Legislation will need to do its part. Some initiatives are already happening, spurred on by the EU’s GDPR’s worldwide blueprint for new privacy legislation. But other initiatives will have to fall in behind.
California’s cybersecurity bill, the Security of Connected Devices, became law in January 2020. While its requirement on passwords is praised, the rest of the law is considered weak. The law requires that each new device be made with a unique password, requiring a user to “generate a new means of authentication before access is granted to the device for the first time.” That’s a start. The further requirement that each device has “reasonable” and “appropriate” security features is open to interpretation.
A second law, being debated in the UK, requires that manufacturers do three things: institute unique passwords (not resettable to universal factory settings), provide a public point of contact so that anyone can report a flaw and expect timely response, and explicitly state the minimum length of time for which devices will receive security updates at the point of sale.
“Our new law will hold firms manufacturing and selling internet-connected devices to account and stop hackers threatening people’s privacy and safety,” Matt Warman, U.K. Minister for Digital and Broadband, said in a statement. “It will mean robust security standards are built in from the design stage and not bolted on as an afterthought.”
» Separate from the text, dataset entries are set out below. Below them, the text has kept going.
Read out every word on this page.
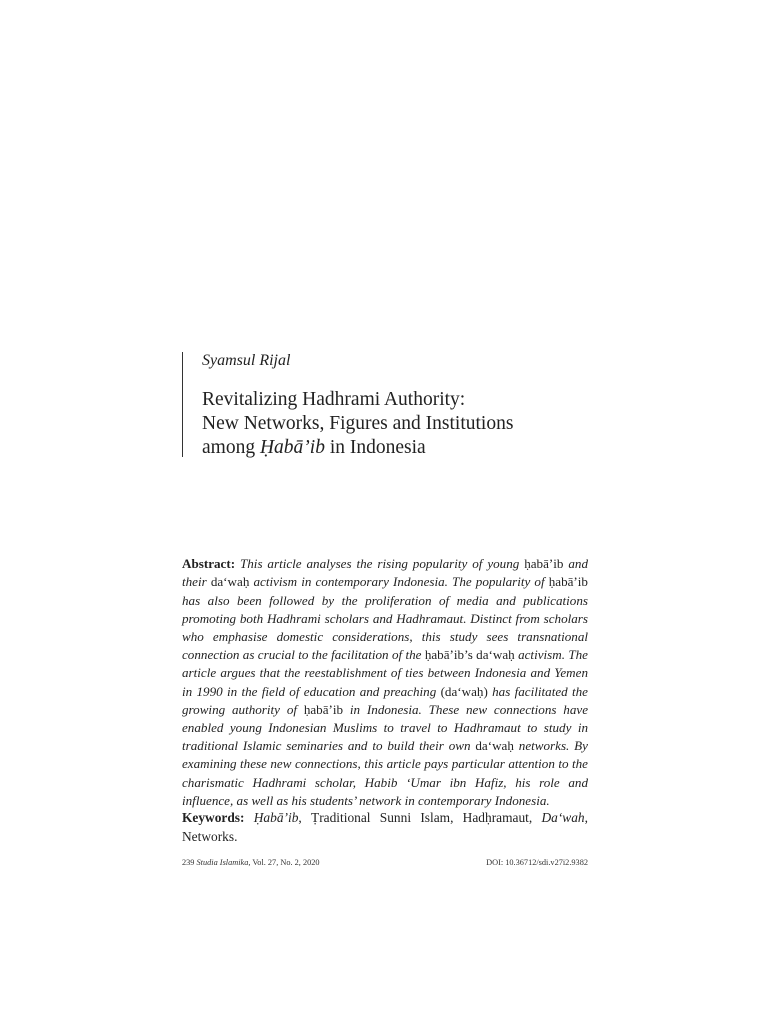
Syamsul Rijal
Revitalizing Hadhrami Authority:
New Networks, Figures and Institutions
among Ḥabā’ib in Indonesia

Abstract: This article analyses the rising popularity of young ḥabā’ib and their da‘waḥ activism in contemporary Indonesia. The popularity of ḥabā’ib has also been followed by the proliferation of media and publications promoting both Hadhrami scholars and Hadhramaut. Distinct from scholars who emphasise domestic considerations, this study sees transnational connection as crucial to the facilitation of the ḥabā’ib’s da‘waḥ activism. The article argues that the reestablishment of ties between Indonesia and Yemen in 1990 in the field of education and preaching (da‘waḥ) has facilitated the growing authority of ḥabā’ib in Indonesia. These new connections have enabled young Indonesian Muslims to travel to Hadhramaut to study in traditional Islamic seminaries and to build their own da‘waḥ networks. By examining these new connections, this article pays particular attention to the charismatic Hadhrami scholar, Habib ‘Umar ibn Hafiz, his role and influence, as well as his students’ network in contemporary Indonesia.

Keywords: Ḥabā’ib, Ṭraditional Sunni Islam, Hadḥramaut, Da‘wah, Networks.

239 Studia Islamika, Vol. 27, No. 2, 2020	DOI: 10.36712/sdi.v27i2.9382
Security safeguards from just a few key vendors could pave the way for a more secure future for connected devices. For example, Amazon and Google account for over 90% of voice assistant devices globally. Game consoles are dominated by three major players (Microsoft, Sony, Nintendo) in almost every region across the world.
Amazon, for one, is taking positive steps, requiring companies that integrate with the Alexa voice assistant to implement a range of security features. Others need to follow suit.
How to protect your connected devices
While manufacturers and governments have their mandates, consumers also need to take steps to protect their connected devices, now and in the future. Here are a few recommendations.
Pay attention to software updates: Connected devices are like any other piece of technology: They need to be updated regularly with all of the latest security features. Try to purchase home-related items – thermostats, cameras, refrigerators, voice assistants – from name brands that will be in business for a while and will regularly update software.
Use secure passwords: Again, this is just security 101. Just because you’re setting up a small item – like a plug or a speaker – you still need to equip the system with a strong password. Hackers breaching IoT systems can often gain access to other systems with more precious data. Don’t give them an opening.
Don’t connect your networks: If a hacker does slip inside a crack in your smart lighting system, don’t let him move laterally to access your bank files. Put IoT devices on different networks, separated from laptops and other data stores.
Connected devices are currently a big security issue, as National Cybersecurity Awareness Month comes to a close. However, you can expect continued coverage of this topic well into the future.